In My Venice and Other Essays, Leon, the one-time mystery critic at the London Sunday Times, wrote that while novels of the Golden Age generally featured individual murderers who went about their business chastely, newer novels encompassed larger social ills and crimes. Of those thinking of writing a crime novel, she asked: “Will the resolution implicate one guilty party or will a larger social or political group be implicated?”
The beauty of Earthly Remains is that it weaves true mystery out of ambiguity. Guilt is left to the eye of the beholder. On the surface, this crime novel might not contain an actual crime, yet it is clear that many a line has been crossed, that the people involved did regrettable things they thought they had to do to survive.

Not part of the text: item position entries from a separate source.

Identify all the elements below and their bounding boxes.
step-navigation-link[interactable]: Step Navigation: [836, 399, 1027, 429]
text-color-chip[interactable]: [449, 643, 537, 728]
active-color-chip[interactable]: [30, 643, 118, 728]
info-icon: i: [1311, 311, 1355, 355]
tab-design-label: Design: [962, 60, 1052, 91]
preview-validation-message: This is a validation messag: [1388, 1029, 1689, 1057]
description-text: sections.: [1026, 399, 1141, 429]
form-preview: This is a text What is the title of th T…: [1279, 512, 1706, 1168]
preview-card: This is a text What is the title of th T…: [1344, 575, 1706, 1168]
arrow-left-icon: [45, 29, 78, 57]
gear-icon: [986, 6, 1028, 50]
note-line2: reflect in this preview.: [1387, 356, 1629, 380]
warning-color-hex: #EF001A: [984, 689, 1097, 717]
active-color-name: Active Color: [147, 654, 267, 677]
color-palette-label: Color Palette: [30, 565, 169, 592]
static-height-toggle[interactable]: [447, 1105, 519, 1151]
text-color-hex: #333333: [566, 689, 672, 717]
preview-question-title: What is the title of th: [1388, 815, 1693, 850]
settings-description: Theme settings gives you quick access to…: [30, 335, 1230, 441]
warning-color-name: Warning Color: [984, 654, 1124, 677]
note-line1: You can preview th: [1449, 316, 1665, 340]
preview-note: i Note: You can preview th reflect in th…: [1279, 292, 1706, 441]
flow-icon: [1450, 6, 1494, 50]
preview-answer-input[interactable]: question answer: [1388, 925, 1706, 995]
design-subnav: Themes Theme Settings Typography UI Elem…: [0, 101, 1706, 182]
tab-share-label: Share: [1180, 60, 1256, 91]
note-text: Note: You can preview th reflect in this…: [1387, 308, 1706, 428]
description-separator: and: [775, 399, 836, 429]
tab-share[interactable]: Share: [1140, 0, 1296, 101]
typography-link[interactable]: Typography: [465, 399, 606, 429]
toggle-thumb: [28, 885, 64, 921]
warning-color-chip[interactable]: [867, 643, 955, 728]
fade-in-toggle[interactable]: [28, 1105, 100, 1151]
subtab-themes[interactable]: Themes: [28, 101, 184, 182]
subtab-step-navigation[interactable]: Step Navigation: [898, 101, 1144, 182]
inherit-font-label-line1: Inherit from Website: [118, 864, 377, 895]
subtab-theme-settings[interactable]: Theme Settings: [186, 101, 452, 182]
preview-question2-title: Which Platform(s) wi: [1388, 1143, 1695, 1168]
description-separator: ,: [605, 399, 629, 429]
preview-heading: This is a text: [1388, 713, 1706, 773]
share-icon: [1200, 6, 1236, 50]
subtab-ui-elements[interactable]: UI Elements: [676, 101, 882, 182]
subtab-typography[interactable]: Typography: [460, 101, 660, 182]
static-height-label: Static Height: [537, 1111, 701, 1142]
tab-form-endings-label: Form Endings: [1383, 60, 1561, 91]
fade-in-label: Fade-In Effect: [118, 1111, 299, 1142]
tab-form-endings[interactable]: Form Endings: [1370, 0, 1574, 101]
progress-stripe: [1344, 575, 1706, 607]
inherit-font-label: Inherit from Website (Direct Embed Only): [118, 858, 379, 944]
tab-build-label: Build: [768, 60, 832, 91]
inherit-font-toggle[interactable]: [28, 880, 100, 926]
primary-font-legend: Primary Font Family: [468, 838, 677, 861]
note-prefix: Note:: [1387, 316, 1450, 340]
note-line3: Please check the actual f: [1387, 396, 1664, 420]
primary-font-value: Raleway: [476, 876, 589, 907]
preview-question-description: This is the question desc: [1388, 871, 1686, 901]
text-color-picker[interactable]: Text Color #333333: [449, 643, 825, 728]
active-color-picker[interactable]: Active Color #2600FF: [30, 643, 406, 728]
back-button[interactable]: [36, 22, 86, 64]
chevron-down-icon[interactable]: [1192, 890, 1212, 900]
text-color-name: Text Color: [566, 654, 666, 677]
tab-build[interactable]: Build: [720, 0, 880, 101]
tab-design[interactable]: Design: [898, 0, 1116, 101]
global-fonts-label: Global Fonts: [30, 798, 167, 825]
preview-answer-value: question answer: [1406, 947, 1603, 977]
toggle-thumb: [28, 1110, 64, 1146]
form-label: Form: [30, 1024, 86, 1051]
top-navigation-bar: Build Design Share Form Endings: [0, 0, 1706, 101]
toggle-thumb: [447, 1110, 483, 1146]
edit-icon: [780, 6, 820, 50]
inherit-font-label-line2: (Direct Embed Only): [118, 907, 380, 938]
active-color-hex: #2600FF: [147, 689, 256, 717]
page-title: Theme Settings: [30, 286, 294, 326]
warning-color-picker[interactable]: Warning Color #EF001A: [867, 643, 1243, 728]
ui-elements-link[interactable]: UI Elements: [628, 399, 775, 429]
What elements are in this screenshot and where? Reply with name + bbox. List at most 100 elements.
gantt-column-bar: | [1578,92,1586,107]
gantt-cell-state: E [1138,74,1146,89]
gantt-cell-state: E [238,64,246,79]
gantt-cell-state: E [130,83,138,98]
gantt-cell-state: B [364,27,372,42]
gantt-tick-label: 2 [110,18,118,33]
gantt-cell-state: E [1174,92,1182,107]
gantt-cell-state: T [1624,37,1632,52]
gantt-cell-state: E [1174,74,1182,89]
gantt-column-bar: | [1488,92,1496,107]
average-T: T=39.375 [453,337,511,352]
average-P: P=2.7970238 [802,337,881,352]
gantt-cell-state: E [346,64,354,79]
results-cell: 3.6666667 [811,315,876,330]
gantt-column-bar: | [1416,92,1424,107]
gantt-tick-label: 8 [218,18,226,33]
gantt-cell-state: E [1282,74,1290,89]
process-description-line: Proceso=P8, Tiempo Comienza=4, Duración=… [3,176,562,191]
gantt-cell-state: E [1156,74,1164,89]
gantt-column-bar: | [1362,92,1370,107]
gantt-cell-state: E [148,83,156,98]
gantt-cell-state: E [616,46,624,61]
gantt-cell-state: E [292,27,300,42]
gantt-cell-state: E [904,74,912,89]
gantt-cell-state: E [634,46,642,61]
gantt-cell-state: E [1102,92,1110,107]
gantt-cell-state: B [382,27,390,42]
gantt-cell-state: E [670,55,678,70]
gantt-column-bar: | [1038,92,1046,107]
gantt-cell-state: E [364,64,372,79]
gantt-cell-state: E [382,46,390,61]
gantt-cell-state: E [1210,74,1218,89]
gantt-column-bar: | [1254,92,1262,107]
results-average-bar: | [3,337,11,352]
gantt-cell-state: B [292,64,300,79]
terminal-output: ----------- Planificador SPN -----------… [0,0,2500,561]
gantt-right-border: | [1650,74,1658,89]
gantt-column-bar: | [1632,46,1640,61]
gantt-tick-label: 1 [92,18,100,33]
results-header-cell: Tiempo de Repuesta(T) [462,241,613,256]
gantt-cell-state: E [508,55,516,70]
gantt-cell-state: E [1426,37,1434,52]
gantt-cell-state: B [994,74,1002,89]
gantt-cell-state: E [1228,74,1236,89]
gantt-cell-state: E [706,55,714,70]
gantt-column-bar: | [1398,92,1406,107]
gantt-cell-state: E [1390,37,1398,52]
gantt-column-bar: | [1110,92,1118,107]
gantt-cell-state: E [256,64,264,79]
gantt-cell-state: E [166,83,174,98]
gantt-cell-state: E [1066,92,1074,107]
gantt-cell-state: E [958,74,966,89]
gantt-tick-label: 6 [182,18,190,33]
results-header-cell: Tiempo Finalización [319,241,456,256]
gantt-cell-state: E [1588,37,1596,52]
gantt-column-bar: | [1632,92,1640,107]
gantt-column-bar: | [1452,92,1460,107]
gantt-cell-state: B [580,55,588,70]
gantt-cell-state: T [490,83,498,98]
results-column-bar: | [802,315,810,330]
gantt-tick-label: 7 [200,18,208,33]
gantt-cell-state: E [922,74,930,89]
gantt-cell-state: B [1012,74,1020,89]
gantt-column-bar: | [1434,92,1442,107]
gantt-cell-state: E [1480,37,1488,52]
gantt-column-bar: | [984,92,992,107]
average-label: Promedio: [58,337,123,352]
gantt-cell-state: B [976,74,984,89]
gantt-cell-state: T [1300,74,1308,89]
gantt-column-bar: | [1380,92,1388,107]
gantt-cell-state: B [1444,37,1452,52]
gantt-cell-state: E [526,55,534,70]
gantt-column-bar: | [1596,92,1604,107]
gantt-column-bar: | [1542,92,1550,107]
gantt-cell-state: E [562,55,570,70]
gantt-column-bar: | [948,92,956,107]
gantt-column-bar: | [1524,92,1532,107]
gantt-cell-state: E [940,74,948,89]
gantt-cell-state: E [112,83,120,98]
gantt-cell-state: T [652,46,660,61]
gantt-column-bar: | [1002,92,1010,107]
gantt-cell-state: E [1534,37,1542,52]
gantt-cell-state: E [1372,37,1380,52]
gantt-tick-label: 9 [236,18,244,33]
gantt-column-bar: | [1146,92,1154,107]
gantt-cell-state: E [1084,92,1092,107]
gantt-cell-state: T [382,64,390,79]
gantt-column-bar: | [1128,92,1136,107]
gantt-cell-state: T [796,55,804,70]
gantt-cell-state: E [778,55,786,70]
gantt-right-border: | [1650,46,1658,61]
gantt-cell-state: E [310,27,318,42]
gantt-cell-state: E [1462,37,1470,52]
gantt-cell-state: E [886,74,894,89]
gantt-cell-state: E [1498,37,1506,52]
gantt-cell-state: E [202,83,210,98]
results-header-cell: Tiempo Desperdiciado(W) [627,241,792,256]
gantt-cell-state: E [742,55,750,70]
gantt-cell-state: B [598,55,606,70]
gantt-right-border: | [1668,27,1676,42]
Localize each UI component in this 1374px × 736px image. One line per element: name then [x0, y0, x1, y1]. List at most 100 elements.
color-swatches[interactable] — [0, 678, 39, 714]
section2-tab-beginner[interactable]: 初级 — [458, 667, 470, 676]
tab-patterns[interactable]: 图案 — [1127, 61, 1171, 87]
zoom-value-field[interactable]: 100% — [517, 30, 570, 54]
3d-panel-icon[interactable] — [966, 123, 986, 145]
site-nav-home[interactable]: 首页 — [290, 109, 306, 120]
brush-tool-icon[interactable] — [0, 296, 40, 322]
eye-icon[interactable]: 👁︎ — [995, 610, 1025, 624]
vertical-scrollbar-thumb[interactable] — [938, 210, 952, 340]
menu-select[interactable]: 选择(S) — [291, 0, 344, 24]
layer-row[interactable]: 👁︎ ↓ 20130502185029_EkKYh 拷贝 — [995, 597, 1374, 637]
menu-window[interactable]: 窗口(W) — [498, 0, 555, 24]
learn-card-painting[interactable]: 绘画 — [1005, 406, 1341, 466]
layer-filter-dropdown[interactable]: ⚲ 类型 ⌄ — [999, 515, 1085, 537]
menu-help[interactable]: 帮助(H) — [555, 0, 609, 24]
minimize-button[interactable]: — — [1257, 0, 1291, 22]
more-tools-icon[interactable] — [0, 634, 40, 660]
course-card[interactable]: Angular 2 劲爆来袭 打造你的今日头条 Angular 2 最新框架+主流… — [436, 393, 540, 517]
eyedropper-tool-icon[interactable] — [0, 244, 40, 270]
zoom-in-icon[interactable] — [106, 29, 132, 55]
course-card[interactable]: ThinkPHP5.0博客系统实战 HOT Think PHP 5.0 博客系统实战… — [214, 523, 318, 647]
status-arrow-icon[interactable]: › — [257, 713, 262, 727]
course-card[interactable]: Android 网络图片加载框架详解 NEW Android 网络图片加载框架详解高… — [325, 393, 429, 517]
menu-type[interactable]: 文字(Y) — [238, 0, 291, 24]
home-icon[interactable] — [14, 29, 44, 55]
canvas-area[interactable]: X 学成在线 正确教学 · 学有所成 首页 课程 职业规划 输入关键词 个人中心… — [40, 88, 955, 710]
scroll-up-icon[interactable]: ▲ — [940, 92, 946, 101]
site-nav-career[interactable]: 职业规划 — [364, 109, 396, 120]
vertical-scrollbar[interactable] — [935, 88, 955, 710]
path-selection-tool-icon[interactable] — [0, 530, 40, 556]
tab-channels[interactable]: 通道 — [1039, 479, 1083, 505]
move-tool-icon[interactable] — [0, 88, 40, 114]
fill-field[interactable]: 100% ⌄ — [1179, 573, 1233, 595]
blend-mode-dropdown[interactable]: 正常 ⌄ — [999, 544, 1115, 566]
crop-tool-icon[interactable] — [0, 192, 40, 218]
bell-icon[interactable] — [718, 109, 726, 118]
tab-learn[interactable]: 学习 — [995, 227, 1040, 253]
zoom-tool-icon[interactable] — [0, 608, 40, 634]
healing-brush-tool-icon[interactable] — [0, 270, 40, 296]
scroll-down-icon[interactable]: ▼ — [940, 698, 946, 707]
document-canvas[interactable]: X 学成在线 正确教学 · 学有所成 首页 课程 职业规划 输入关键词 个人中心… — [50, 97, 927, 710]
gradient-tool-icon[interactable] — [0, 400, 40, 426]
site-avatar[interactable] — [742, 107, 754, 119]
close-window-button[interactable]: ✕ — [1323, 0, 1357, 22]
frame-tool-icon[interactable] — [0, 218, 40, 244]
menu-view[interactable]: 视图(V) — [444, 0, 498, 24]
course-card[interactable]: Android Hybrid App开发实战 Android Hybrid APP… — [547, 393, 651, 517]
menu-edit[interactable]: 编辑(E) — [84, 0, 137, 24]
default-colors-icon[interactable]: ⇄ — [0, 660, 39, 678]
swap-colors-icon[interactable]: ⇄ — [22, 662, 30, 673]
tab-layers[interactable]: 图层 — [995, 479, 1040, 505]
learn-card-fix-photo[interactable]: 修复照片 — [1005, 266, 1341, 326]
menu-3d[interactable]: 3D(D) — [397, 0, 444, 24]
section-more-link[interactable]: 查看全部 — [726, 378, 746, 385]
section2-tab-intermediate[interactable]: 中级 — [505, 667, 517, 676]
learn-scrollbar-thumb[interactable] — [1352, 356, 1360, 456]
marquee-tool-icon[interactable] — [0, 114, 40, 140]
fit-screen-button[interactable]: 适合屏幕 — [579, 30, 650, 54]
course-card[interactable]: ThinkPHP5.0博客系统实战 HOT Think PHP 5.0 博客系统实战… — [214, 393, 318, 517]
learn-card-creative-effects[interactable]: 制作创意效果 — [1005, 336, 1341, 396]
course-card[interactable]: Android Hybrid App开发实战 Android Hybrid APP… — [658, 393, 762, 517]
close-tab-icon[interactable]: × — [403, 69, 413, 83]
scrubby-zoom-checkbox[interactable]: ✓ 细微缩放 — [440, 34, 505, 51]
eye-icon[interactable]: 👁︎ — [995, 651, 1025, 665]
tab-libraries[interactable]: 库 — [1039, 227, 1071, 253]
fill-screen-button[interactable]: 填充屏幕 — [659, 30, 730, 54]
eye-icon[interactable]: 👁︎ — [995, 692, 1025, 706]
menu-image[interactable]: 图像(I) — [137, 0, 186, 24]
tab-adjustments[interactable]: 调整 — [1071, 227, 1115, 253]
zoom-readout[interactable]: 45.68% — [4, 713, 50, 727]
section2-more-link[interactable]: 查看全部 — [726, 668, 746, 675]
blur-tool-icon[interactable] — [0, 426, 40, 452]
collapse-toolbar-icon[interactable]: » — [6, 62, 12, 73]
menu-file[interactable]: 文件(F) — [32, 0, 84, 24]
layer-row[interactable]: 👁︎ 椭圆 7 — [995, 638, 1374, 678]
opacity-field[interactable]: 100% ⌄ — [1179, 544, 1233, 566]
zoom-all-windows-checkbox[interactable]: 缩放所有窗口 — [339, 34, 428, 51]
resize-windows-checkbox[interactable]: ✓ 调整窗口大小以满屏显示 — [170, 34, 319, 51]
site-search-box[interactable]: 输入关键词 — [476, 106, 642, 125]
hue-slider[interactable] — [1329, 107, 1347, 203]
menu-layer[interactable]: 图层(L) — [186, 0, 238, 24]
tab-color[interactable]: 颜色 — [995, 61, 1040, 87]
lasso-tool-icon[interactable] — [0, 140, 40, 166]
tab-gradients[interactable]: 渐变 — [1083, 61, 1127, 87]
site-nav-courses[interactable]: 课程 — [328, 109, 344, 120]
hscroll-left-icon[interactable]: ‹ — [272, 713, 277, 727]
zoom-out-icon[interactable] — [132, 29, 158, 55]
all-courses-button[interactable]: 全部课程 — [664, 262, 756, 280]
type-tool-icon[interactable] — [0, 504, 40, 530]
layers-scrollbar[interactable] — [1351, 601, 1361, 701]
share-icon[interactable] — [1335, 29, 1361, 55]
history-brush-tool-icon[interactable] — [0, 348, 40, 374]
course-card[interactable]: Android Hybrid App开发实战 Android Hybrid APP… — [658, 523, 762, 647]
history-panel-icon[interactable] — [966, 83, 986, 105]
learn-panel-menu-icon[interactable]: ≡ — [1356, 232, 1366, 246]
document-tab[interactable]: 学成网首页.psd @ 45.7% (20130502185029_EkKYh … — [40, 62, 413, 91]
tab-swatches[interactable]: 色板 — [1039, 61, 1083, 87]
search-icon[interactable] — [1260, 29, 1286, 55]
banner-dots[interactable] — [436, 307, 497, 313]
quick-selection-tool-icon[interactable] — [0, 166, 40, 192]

Having lived in Venice for well over 30 years, Leon knows her world intimately, yet never overloads the reader with research. She shows only the tip of her iceberg, confident in the richness that lurks underneath. The cast is small but memorable. The square miles she covers are few but exploding with life – at least where humans have yet to quash it.
Not one shot is fired in Earthly Remains; not one punch is thrown. But Leon is no softie. She shows the pounding Venice takes from tourism, pollution and its own bureaucrats. Her eye is sharp and unsentimental, whether roaming through the hot, grimy city, a cold autopsy room, or lagoons so poisoned, even the tides around them no longer make sense.
More importantly, she takes the reader deep into the discontented soul of a detective whose work these days leaves him feeling as Pliny must have when Vesuvius erupted and packed his lungs with ash.